Indonesia memang keren. Beragam tradisi dan upacara ritual di tiap daerah memiliki ciri khas yang tidak ditemukan di daerah lainnya. Unik sekali. Sebagai contoh, upacara bakar tongkang di Kota Bagansiapiapi, Riau.
Bakar tongkang atau go ge cap lak dalam bahasa Tionghoa dapat diartikan sebagai tanggal 15–16 bulan 5 dalam penanggalan China (Imlek). Oleh karena itu, tradisi ini diadakan setiap tahun.
Bagi warga Tionghoa di Bagansiapiapi, upacara bakar tongkang memiliki makna istimewa. Menurut kepercayaan mereka, dewa telah membawa para leluhur dengan selamat di Kota Bagansiapiapi akibat perang saudara di China beberapa ratus tahun yang lalu.

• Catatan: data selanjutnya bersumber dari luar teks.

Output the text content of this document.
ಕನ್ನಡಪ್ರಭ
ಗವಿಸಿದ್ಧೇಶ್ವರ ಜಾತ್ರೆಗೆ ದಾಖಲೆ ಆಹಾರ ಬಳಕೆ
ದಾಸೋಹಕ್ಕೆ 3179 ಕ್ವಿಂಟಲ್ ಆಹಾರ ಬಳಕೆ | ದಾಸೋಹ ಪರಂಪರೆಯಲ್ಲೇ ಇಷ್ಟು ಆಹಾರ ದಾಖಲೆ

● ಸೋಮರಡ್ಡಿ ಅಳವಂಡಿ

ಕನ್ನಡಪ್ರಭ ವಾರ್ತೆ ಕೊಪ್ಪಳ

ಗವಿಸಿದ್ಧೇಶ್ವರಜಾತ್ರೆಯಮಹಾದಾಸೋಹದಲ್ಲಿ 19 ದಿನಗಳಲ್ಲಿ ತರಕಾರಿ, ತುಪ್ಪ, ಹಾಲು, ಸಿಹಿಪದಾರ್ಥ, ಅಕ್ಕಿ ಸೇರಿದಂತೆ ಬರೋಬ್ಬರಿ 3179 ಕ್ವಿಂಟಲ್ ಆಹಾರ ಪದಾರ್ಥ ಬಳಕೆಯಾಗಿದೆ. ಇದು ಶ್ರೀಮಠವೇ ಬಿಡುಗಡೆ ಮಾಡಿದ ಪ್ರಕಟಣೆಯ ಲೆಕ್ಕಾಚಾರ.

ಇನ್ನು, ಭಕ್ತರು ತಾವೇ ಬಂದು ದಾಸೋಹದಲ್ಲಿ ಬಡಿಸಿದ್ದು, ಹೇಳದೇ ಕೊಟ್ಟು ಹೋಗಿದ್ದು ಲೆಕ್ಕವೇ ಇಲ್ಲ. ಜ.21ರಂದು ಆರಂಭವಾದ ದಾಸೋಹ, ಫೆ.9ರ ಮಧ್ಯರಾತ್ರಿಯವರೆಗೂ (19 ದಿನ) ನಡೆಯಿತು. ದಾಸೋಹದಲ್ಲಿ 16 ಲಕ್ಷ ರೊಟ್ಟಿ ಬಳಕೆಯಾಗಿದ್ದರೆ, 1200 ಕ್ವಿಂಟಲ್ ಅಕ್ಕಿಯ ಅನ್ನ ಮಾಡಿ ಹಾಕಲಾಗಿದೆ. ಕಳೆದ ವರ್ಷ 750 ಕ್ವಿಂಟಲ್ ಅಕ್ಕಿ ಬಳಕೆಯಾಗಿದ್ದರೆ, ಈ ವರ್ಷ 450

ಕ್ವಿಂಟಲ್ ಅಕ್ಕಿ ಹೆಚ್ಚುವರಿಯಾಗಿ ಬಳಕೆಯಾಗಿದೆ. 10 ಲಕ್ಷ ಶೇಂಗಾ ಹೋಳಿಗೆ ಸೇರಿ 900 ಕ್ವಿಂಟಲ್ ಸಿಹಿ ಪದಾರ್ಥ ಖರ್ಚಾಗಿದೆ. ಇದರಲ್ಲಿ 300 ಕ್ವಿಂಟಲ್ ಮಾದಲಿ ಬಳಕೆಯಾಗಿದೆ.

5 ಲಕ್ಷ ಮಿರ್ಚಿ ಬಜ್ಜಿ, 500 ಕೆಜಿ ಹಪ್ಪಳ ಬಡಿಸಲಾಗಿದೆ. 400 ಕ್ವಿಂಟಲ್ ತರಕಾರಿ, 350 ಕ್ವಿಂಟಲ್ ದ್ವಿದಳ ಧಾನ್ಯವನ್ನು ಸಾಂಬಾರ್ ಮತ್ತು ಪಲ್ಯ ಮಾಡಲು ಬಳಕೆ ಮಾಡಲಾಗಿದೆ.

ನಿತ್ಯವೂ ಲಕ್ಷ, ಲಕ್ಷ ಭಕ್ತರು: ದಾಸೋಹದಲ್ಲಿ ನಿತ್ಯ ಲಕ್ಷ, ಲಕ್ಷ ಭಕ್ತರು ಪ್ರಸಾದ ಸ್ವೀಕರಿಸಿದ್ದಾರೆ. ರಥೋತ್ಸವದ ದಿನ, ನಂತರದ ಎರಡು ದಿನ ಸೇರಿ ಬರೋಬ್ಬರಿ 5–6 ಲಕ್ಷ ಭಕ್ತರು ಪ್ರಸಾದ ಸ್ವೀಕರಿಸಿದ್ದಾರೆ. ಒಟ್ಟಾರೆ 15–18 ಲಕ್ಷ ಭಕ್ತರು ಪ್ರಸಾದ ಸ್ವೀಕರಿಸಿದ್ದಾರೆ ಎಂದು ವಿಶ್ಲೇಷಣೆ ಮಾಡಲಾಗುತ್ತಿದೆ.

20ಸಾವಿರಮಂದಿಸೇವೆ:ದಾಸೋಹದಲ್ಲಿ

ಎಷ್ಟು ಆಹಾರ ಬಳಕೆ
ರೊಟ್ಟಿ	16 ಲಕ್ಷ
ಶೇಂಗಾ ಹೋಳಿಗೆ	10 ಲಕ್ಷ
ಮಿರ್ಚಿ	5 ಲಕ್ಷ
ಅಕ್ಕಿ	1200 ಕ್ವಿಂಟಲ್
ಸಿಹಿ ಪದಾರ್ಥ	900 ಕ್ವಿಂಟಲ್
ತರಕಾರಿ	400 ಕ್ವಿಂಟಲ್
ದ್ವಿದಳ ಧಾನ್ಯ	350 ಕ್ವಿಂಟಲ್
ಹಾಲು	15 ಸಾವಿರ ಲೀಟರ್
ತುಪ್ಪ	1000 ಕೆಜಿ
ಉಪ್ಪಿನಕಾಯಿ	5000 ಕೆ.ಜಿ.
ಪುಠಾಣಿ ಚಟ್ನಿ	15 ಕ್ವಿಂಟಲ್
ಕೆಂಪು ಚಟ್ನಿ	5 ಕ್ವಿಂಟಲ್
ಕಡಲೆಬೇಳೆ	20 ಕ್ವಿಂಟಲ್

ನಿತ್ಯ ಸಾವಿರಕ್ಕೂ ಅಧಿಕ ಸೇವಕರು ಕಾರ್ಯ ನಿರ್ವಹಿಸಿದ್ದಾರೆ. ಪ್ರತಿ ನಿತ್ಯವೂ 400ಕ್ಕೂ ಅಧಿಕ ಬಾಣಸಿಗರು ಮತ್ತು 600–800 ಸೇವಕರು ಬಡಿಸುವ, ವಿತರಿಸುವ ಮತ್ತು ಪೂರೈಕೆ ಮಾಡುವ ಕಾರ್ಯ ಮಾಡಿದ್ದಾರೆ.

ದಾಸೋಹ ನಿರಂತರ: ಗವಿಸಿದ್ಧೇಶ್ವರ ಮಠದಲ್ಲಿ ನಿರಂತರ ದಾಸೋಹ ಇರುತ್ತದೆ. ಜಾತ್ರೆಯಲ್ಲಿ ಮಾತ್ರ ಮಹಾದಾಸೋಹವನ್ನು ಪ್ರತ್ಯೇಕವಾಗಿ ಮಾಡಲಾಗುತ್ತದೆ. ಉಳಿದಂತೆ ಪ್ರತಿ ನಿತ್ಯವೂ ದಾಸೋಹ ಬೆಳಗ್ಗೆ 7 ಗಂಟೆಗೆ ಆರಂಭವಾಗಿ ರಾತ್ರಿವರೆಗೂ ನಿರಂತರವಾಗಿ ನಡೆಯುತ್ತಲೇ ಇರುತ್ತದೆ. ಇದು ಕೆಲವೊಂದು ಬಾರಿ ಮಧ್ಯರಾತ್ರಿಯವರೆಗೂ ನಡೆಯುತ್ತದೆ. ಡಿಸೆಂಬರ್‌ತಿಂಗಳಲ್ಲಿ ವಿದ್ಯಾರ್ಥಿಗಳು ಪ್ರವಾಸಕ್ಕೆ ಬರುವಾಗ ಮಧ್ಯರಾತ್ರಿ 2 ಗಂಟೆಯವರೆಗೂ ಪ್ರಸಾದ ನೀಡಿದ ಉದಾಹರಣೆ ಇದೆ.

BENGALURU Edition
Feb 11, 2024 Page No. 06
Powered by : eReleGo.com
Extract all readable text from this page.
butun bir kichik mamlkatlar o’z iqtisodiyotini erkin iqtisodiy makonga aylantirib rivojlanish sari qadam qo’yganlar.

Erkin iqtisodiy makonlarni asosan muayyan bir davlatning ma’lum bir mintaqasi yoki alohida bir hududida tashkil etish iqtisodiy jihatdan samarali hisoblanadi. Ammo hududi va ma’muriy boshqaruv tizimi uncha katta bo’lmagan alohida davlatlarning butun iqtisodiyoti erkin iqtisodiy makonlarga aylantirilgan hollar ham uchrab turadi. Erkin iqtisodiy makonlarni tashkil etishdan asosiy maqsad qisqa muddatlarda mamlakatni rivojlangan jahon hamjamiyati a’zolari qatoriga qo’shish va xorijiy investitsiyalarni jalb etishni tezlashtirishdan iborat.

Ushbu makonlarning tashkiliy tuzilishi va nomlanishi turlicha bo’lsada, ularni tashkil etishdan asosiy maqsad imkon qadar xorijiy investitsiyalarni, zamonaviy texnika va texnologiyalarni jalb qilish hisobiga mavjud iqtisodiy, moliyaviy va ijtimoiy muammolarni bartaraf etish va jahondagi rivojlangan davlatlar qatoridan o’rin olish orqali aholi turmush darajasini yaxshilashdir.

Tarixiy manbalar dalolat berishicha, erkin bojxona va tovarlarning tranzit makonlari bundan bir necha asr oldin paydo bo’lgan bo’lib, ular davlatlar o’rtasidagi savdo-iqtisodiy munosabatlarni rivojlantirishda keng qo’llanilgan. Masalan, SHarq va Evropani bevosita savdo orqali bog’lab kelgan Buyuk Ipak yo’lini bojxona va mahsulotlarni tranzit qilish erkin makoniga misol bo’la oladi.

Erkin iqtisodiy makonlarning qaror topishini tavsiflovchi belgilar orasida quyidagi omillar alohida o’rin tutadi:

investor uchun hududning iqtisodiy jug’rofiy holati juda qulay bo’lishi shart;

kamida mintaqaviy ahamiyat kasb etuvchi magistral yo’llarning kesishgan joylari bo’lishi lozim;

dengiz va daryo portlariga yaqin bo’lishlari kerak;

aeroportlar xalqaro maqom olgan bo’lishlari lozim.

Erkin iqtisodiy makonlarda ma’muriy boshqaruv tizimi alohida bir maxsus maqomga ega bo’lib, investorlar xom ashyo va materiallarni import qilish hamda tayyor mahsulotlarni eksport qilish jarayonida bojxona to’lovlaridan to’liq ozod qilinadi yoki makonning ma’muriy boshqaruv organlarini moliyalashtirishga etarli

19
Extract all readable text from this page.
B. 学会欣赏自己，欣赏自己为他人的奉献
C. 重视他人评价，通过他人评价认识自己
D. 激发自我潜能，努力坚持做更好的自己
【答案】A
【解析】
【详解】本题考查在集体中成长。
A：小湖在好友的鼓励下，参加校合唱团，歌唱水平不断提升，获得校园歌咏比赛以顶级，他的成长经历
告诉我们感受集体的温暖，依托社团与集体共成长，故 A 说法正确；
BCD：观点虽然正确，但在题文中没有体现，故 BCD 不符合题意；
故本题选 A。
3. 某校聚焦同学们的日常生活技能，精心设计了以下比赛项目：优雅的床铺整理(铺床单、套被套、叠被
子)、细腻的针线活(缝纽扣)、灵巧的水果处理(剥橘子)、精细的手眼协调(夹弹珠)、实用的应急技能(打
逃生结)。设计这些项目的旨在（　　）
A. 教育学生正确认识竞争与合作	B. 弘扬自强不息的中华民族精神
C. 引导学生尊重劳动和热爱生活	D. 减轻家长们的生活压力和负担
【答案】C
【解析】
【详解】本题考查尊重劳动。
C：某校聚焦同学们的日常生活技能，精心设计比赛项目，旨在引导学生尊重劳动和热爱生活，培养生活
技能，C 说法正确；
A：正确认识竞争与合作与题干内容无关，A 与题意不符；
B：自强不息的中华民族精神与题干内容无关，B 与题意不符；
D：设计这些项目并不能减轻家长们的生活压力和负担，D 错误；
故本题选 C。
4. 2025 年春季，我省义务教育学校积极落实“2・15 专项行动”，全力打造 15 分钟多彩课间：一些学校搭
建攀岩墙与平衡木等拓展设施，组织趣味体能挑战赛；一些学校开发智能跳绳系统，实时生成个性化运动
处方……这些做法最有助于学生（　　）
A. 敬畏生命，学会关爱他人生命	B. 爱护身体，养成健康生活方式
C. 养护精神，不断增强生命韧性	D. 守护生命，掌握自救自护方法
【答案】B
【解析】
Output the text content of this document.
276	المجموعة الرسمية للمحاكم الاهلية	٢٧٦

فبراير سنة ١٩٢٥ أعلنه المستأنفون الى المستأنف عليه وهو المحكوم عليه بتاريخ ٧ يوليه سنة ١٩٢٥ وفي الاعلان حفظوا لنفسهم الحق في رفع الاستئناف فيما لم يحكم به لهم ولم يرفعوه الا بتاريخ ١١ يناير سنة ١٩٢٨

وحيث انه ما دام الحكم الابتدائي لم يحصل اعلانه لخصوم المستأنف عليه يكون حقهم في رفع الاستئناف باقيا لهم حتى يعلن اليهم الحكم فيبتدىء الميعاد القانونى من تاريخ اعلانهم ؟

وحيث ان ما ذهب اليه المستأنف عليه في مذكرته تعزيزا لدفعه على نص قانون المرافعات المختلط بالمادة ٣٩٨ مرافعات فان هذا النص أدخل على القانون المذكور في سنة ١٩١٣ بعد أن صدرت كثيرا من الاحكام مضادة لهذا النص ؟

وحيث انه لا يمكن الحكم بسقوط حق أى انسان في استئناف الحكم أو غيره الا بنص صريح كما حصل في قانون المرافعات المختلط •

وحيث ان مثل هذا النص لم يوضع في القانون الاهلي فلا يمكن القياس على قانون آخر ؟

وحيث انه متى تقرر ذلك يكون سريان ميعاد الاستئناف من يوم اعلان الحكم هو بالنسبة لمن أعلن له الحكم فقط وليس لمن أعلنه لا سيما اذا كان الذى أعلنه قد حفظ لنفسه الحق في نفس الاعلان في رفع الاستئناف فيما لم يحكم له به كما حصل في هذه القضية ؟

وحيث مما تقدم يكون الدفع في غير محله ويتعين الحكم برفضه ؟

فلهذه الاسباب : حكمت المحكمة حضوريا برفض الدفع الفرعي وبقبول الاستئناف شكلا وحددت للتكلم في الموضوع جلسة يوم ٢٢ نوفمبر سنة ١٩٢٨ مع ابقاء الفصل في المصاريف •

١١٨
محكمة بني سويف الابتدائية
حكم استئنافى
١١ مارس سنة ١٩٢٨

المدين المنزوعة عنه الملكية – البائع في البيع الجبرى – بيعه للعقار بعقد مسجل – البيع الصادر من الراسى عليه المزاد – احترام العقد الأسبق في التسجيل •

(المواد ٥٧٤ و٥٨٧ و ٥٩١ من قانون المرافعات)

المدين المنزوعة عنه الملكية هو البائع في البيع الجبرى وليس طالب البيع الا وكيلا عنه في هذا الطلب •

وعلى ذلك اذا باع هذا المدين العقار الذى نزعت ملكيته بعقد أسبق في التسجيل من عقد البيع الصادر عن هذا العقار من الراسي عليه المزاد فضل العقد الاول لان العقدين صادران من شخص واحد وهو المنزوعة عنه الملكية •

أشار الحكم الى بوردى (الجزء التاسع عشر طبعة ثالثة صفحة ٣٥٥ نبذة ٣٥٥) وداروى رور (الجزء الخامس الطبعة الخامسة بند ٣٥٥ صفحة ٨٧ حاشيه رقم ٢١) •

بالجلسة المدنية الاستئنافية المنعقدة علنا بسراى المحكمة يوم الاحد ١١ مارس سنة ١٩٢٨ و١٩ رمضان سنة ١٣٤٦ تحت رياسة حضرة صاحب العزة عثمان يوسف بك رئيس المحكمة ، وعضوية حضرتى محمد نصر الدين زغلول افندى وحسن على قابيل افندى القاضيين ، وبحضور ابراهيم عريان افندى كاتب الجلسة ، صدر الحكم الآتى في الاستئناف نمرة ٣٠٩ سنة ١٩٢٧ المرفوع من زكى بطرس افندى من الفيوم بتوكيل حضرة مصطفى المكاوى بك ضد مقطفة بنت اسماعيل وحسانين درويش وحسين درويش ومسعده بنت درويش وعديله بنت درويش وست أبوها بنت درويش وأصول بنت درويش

Dalam perjalanan menuju Bagansiapiapi, warga membawa patung Dewa Ki Ong Ya. Konon, pendatang dari China yang sampai pertama kali di Bagansiapiapi berjumlah 18 orang, terdiri atas 17 laki-laki dan 1 perempuan. Semuanya bermarga Ang.
Mereka adalah Ang Nie Kie, Ang Nie Hiok, Ang Se Guan, Ang Se Pun, Ang Se Teng, Ang Se Shia, Ang Se Puan, Ang Se Tiau, Ang Se Po, Ang Se Nie Tjai, Ang Se Nie Tjua, Ang Un Guan, Ang Cie Tjua, Ang Bung Ping, Ang Un Siong, Ang Sie In, Ang Se Jian, dan Ang Tjie Tui.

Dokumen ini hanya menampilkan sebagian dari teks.